I am happy to welcome our Guest Blogger, Mark Hochhauser, Ph.D., here writing about patient informed consent – a subject he is a national expert on.
Before Mark begins, I have included an excerpt of consent language taken from a genetic testing patient form:
“In many cases, a genetic test directly detects an abnormality. Molecular testing may detect a change in the DNA (mutation). Cytogenetic testing may identify whether there is extra, missing or rearranged genetic material. Biochemical methods are sometimes used to look at abnormalities in the protein products that are produced by the genes. Most tests are highly sensitive and specific. However, sensitivity and specificity are test dependent.” (Mayo Clinic)
Written by Mark Hochhauser, PhD
Informed consent is an essential part of medical treatment and clinical research. Ethical guidelines in the Declaration of Helsinki, Nuremburg Code, and US Code of Federal Regulations all emphasize that information given to patients and subjects should be written in “understandable language.”

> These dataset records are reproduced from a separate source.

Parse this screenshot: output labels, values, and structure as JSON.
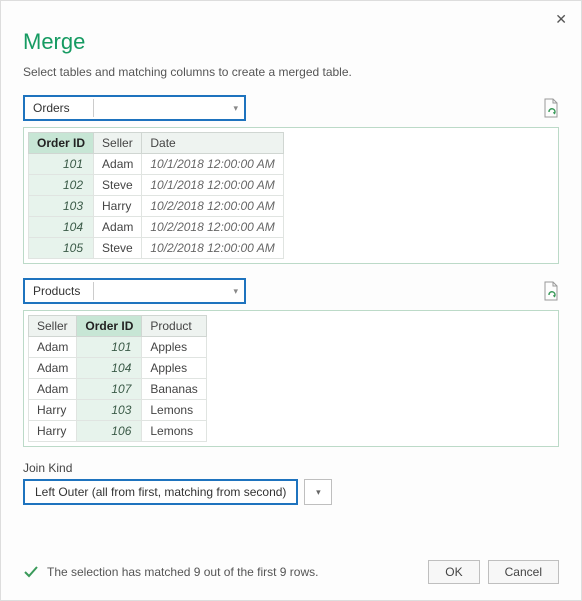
{
  "title": "Merge",
  "subtitle": "Select tables and matching columns to create a merged table.",
  "table1": {
    "name": "Orders",
    "columns": [
      {
        "label": "Order ID",
        "selected": true
      },
      {
        "label": "Seller",
        "selected": false
      },
      {
        "label": "Date",
        "selected": false
      }
    ],
    "rows": [
      {
        "id": "101",
        "seller": "Adam",
        "date": "10/1/2018 12:00:00 AM"
      },
      {
        "id": "102",
        "seller": "Steve",
        "date": "10/1/2018 12:00:00 AM"
      },
      {
        "id": "103",
        "seller": "Harry",
        "date": "10/2/2018 12:00:00 AM"
      },
      {
        "id": "104",
        "seller": "Adam",
        "date": "10/2/2018 12:00:00 AM"
      },
      {
        "id": "105",
        "seller": "Steve",
        "date": "10/2/2018 12:00:00 AM"
      }
    ]
  },
  "table2": {
    "name": "Products",
    "columns": [
      {
        "label": "Seller",
        "selected": false
      },
      {
        "label": "Order ID",
        "selected": true
      },
      {
        "label": "Product",
        "selected": false
      }
    ],
    "rows": [
      {
        "seller": "Adam",
        "id": "101",
        "product": "Apples"
      },
      {
        "seller": "Adam",
        "id": "104",
        "product": "Apples"
      },
      {
        "seller": "Adam",
        "id": "107",
        "product": "Bananas"
      },
      {
        "seller": "Harry",
        "id": "103",
        "product": "Lemons"
      },
      {
        "seller": "Harry",
        "id": "106",
        "product": "Lemons"
      }
    ]
  },
  "join": {
    "label": "Join Kind",
    "value": "Left Outer (all from first, matching from second)"
  },
  "status": "The selection has matched 9 out of the first 9 rows.",
  "buttons": {
    "ok": "OK",
    "cancel": "Cancel"
  }
}
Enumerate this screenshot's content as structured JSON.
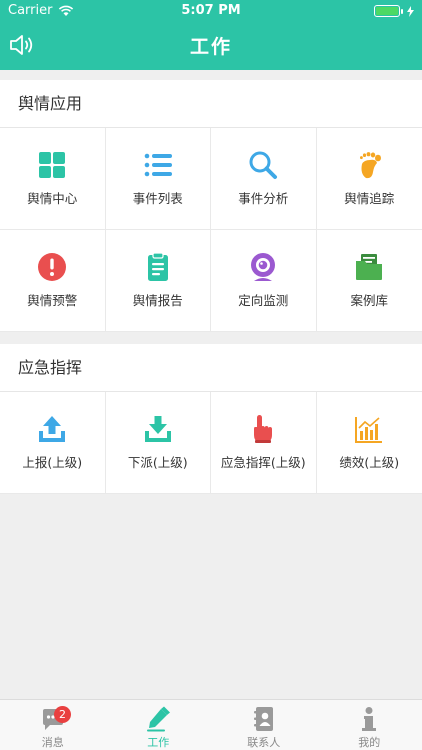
{
  "status_bar": {
    "carrier": "Carrier",
    "time": "5:07 PM"
  },
  "header": {
    "title": "工作"
  },
  "sections": [
    {
      "title": "舆情应用",
      "items": [
        {
          "label": "舆情中心",
          "icon": "grid-icon",
          "color": "#2cc4a6"
        },
        {
          "label": "事件列表",
          "icon": "list-icon",
          "color": "#3ea8e6"
        },
        {
          "label": "事件分析",
          "icon": "magnifier-icon",
          "color": "#3ea8e6"
        },
        {
          "label": "舆情追踪",
          "icon": "footprint-icon",
          "color": "#f5a623"
        },
        {
          "label": "舆情预警",
          "icon": "alert-icon",
          "color": "#e94f4f"
        },
        {
          "label": "舆情报告",
          "icon": "clipboard-icon",
          "color": "#2cc4a6"
        },
        {
          "label": "定向监测",
          "icon": "webcam-icon",
          "color": "#9b59d0"
        },
        {
          "label": "案例库",
          "icon": "folder-icon",
          "color": "#4cb050"
        }
      ]
    },
    {
      "title": "应急指挥",
      "items": [
        {
          "label": "上报(上级)",
          "icon": "upload-icon",
          "color": "#3ea8e6"
        },
        {
          "label": "下派(上级)",
          "icon": "download-icon",
          "color": "#2cc4a6"
        },
        {
          "label": "应急指挥(上级)",
          "icon": "pointer-hand-icon",
          "color": "#e94f4f"
        },
        {
          "label": "绩效(上级)",
          "icon": "bar-chart-icon",
          "color": "#f5a623"
        }
      ]
    }
  ],
  "tabbar": {
    "tabs": [
      {
        "label": "消息",
        "icon": "chat-icon",
        "badge": "2"
      },
      {
        "label": "工作",
        "icon": "pen-icon",
        "active": true
      },
      {
        "label": "联系人",
        "icon": "contacts-icon"
      },
      {
        "label": "我的",
        "icon": "info-person-icon"
      }
    ]
  },
  "colors": {
    "accent": "#2cc4a6",
    "badge": "#e94040"
  }
}
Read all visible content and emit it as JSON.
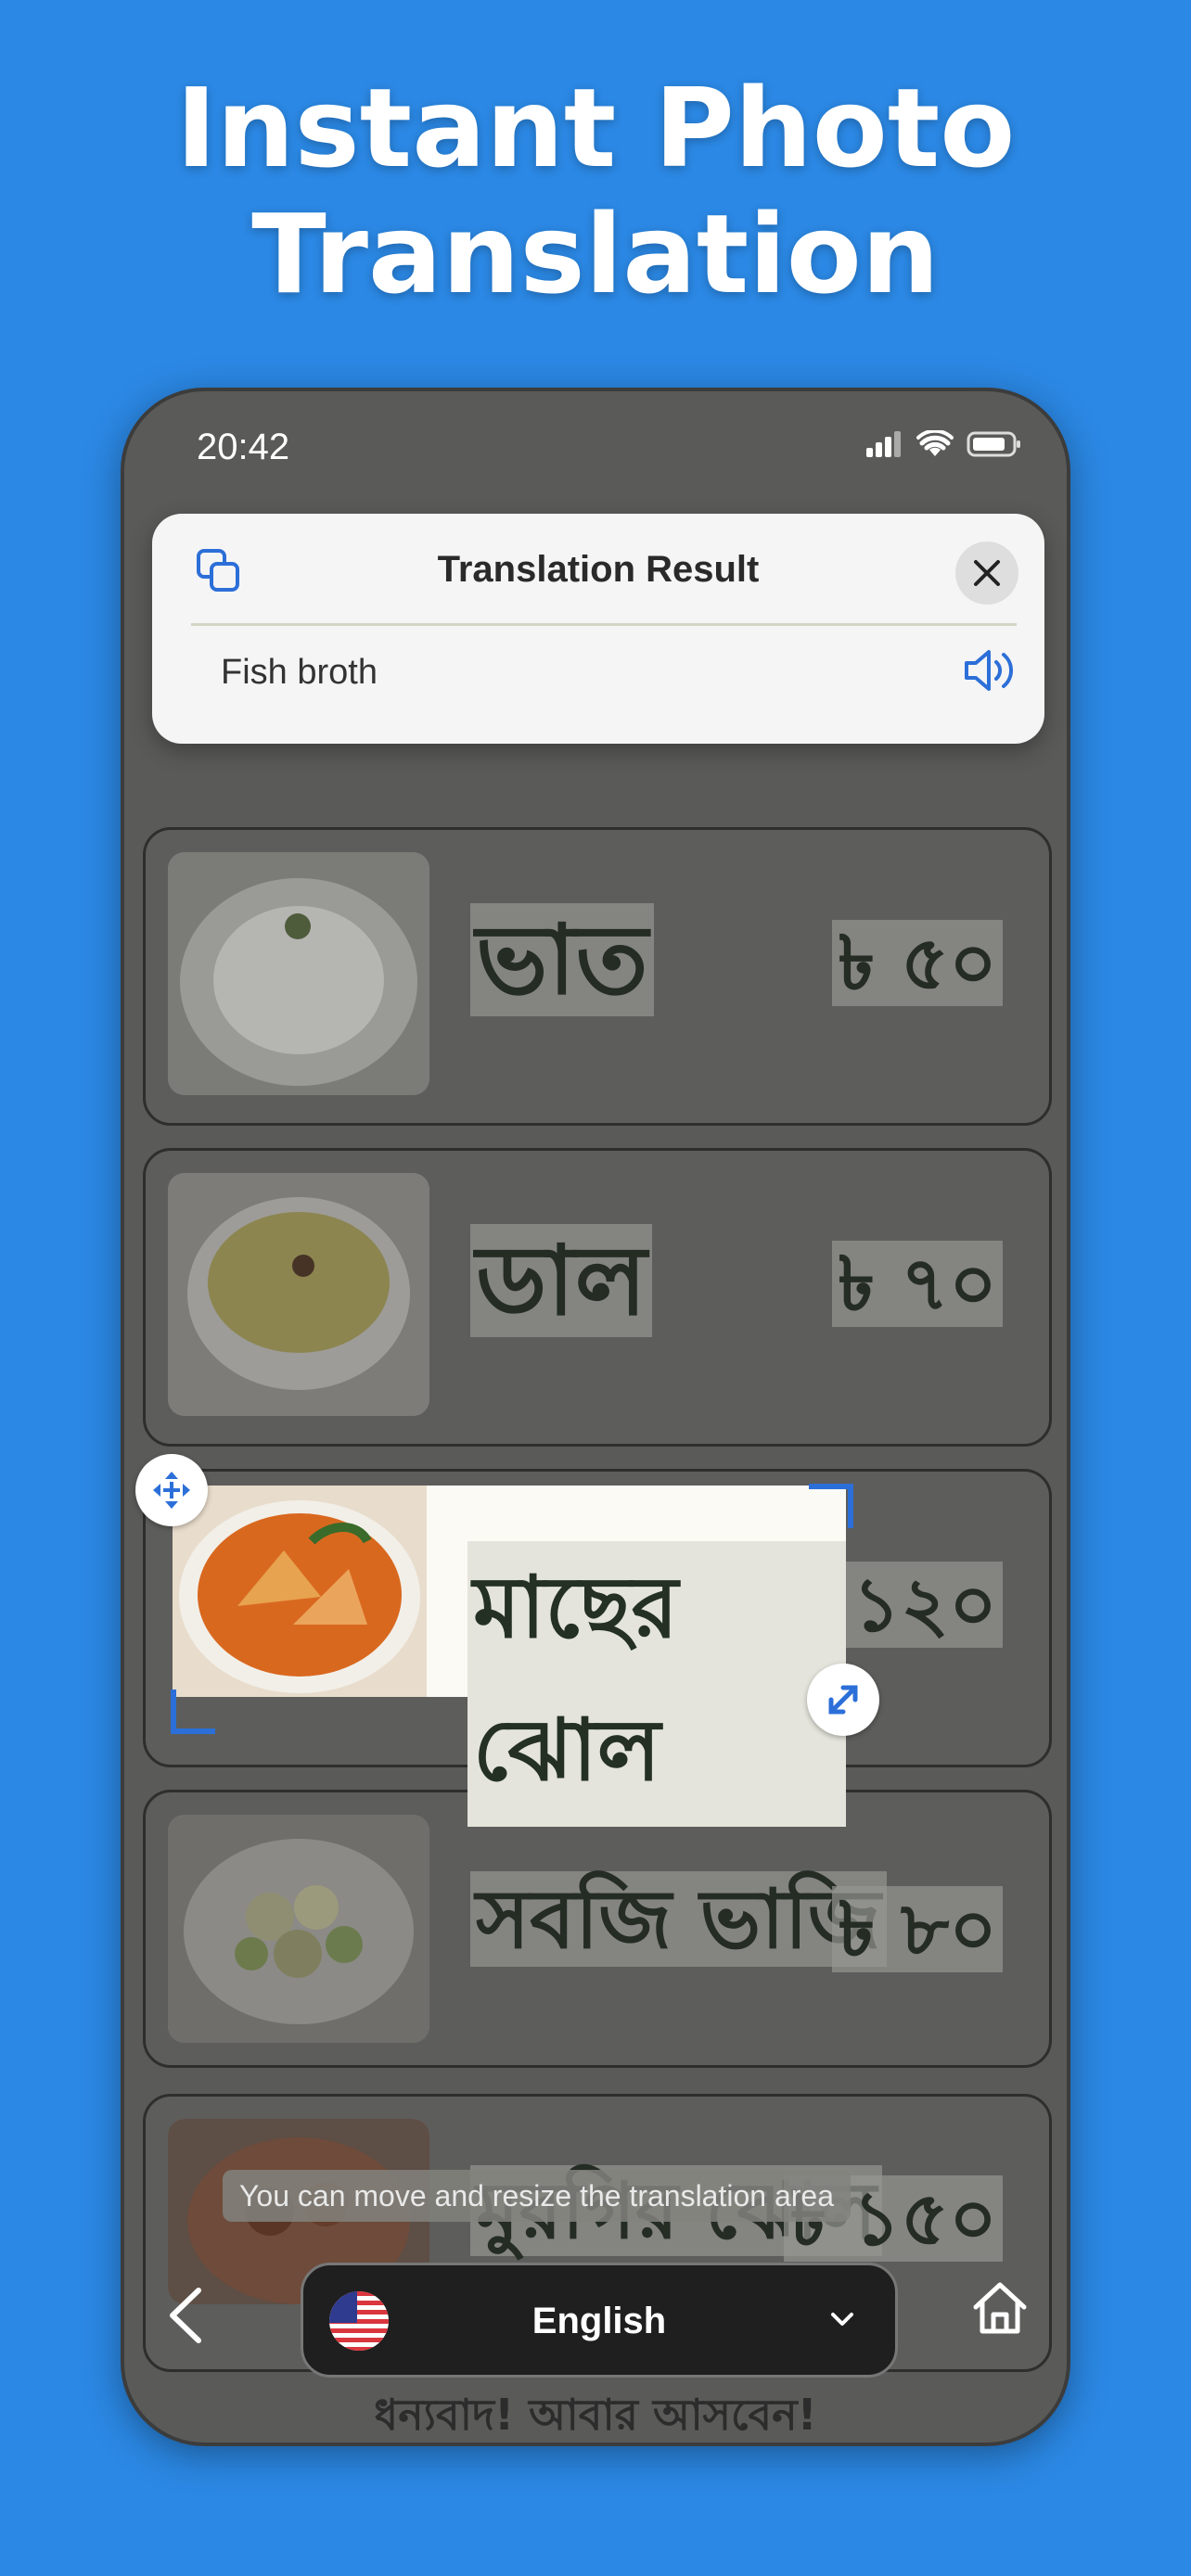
{
  "headline": {
    "line1": "Instant Photo",
    "line2": "Translation"
  },
  "status_bar": {
    "time": "20:42"
  },
  "translation_popup": {
    "title": "Translation Result",
    "result_text": "Fish broth"
  },
  "menu_items": [
    {
      "name": "ভাত",
      "price": "৳ ৫০",
      "image": "rice-bowl"
    },
    {
      "name": "ডাল",
      "price": "৳ ৭০",
      "image": "lentil-soup"
    },
    {
      "name": "মাছের ঝোল",
      "price": "৳ ১২০",
      "image": "fish-curry"
    },
    {
      "name": "সবজি ভাজি",
      "price": "৳ ৮০",
      "image": "vegetable-fry"
    },
    {
      "name": "মুরগির ঝোল",
      "price": "৳ ১৫০",
      "image": "chicken-curry"
    }
  ],
  "selection": {
    "text": "মাছের ঝোল"
  },
  "footer_text": "ধন্যবাদ! আবার আসবেন!",
  "hint": "You can move and resize the translation area",
  "language_selector": {
    "label": "English",
    "flag": "us-flag"
  },
  "colors": {
    "background": "#2b88e4",
    "accent": "#2c6fd8"
  }
}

For decades the Food and Drug Administration and National Cancer Institute have recommended that consent forms be written at a 6th-8th grade reading level. Unfortunately, that hasn’t happened. If anything, consent forms are getting longer and more complicated, instead of shorter and more understandable.
What seems to happening is that in their zeal to “comply” with regulations, drug and device companies and health care facilities are writing consent forms that will meet all regulatory requirements—except they will be incomprehensible to the average patient.
Researchers in health literacy and plain language have been trying to improve the quality of written information that’s given to patients and research subjects, but with very limited success. So…
1) Given your own health experiences, how would you describe the quality of the informed consent conversation and paper documents you’ve experienced?
2) What do you think hospitals, clinics, dental offices, etc. can do to better achieve “informed consent” with their patients?
3) Both medical care and research deal with sick patients across the lifespan. What do you think could be done to better communicate with patients aged 18-100+? Think about how your parents or grandparents deal with the written information they’re given.
4) Living in a multi-cultural society, what can be done to better communicate with patients and subjects with different language, culture, and communication backgrounds?
5) Some health care providers and researchers aggressively market their treatment and research services in ways that may conflict with true “informed” consent, sometimes by over-emphasizing the benefits and under-estimating the risks. Can you suggest some strategies for helping patients and subjects make more informed decisions?
More about Dr. Hochhauser
Mark Hochhauser is a readability consultant in Golden Valley, MN. His 1973 PhD is in Experimental Psychology from the University of Pittsburgh. He’s researched the readability of consent forms, HIPAA notices and patient’s bill of rights, and has 125 presentations and 215 publications. For 21 years Mark’s been an IRB member at North Memorial Medical Center in Robbinsdale, MN. He’s consulted with 21 law firms and has testified as an expert witness on the readability, legibility and comprehension of consumer agreements.